With the UK opening its doors to three million Hong Kong residents and China threatening serious retaliation for what it sees as an intrusion into its domestic affairs, the Hong Kong crisis is becoming a real-time test of diplomacy in a pandemic-distracted world.
So what does this drama tell us about China's emerging place in the new world order? And what light does it throw on the very particular problems posed, post-Brexit, for the British government's efforts to roll out a new and optimistic foreign policy under the banner of "Global Britain"?
First off, was this crisis inevitable? Things might have been so very different. For well over two decades, most policy-makers in the West hoped that China's rise would unfold in a very specific way.
China, it was said, would become a "responsible stakeholder" in the international community. In other words, it would abide by international agreements and norms, because, as part of the system, it benefited from them as much as anyone else.
Maybe in that kind of world, the deal entered into between the British and Chinese governments over Hong Kong's future would have survived.
But things did not turn out like that. China's rise was rapid and single-minded. It became a military superpower, at least in its own region, one that close to home, even the mighty United States would struggle to confront.
But its rise also came about at a time when the West in general and the United States in particular was distracted. There was the war on terrorism and the crisis in Syria. Europe had the distraction of Brexit.
And then there was the Trump administration in the United States which has hardly been consistent on China policy - indeed, it has lacked a strategic sense in foreign policy across the board.
China's rise over the past five years has coincided not just with a relative decline in Washington's standing abroad, but an absolute decline, plunging Washington's alliance systems in Asia, Europe and the Middle East into crisis.

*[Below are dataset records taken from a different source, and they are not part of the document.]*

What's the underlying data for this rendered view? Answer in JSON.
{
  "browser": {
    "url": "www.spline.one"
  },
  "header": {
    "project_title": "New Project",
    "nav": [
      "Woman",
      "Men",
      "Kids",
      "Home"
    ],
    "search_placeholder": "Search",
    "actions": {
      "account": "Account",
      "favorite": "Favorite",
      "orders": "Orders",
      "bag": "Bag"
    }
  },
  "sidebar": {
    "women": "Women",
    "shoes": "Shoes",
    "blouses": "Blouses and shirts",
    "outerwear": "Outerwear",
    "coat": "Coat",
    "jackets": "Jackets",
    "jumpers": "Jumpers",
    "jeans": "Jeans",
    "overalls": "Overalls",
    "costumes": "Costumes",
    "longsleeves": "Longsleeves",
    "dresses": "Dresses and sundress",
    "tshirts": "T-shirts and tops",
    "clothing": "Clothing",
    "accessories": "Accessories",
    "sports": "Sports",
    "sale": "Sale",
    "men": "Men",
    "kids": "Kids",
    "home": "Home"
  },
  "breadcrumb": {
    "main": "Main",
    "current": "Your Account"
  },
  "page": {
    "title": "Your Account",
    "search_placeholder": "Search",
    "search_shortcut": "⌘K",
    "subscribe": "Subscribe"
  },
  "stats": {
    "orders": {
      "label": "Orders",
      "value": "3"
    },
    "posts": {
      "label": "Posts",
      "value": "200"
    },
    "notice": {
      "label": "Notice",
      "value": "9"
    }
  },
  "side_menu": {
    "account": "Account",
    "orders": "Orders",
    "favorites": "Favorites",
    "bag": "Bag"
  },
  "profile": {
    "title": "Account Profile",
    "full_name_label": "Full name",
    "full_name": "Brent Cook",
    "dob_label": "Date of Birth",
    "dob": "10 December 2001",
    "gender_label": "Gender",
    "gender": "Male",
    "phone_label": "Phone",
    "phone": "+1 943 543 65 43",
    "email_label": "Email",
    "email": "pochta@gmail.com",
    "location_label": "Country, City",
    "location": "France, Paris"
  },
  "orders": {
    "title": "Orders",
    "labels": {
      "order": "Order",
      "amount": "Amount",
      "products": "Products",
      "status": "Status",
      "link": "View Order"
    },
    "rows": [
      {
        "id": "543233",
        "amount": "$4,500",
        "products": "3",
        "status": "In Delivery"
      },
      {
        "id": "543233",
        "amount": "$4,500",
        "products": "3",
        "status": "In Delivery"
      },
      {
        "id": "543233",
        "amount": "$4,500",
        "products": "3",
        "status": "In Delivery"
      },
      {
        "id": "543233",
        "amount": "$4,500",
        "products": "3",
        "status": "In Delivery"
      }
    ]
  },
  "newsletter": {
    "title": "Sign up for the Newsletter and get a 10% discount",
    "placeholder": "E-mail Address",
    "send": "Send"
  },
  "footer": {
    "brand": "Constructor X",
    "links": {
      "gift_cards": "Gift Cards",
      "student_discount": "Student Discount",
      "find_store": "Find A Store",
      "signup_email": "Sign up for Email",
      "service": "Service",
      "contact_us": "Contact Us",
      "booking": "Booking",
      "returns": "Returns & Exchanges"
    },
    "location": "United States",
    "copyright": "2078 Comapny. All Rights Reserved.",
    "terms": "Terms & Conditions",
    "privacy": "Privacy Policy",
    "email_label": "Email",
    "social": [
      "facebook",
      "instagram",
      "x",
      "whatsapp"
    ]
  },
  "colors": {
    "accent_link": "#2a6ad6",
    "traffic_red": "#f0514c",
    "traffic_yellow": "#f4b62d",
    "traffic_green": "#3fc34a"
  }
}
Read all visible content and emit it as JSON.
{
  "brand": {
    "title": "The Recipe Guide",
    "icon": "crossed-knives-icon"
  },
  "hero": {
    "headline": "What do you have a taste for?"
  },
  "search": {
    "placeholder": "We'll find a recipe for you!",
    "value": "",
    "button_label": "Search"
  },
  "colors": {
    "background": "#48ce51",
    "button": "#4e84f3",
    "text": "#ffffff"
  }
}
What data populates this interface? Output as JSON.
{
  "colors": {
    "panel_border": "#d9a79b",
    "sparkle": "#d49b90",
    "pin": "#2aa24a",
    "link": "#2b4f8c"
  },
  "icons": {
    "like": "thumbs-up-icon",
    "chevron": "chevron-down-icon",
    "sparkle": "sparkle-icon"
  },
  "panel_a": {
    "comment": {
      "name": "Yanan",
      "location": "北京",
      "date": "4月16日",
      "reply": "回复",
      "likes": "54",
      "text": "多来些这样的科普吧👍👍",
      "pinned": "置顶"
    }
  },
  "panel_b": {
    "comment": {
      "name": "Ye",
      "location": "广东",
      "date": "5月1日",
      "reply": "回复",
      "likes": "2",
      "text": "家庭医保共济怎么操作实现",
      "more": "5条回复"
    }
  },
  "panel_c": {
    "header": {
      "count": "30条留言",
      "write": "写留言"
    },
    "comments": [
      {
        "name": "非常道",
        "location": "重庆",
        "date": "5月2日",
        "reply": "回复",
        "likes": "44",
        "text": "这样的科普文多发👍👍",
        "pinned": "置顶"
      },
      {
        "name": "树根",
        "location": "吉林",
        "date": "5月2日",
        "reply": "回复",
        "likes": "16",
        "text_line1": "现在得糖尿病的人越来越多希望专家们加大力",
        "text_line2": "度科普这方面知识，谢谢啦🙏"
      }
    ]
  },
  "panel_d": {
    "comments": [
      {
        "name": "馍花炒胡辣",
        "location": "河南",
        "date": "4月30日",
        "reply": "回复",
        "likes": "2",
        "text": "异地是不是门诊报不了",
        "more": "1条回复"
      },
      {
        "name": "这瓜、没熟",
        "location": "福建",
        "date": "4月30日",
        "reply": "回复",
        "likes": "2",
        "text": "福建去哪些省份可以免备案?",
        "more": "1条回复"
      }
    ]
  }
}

While problems between the West and China grew in number, there was no overall response that saw these as elements - trade tensions, technological rivalries, strategic issues and so on - as part of a bigger "China problem" that required a concerted and co-ordinated response.
This was the world on the brink of the Covid-19 crisis; a drama that originated in China and which initially caused some serious problems for Beijing, but one which it was clearly determined to turn to its advantage.
It is no accident then that a more strident nationalist tone in Chinese policy has been the result, ranging from tensions with the US and Australia, Sino-Indian rivalry on their common frontier, and to cap it all, China's decision to overturn the fundamentals of its deal with the UK over Hong Kong.
Indeed the Covid-19 crisis gave Beijing the opportunity to bring the Hong Kong crisis to a head.
However long this pandemic lasts, one consequence is clear - the trajectory of Beijing's more assertive policy is unlikely to change unless real and concerted pressure is brought to bear. And for all the condemnation of China's attitude towards the liberties of the people of Hong Kong, it is hard to see this happening.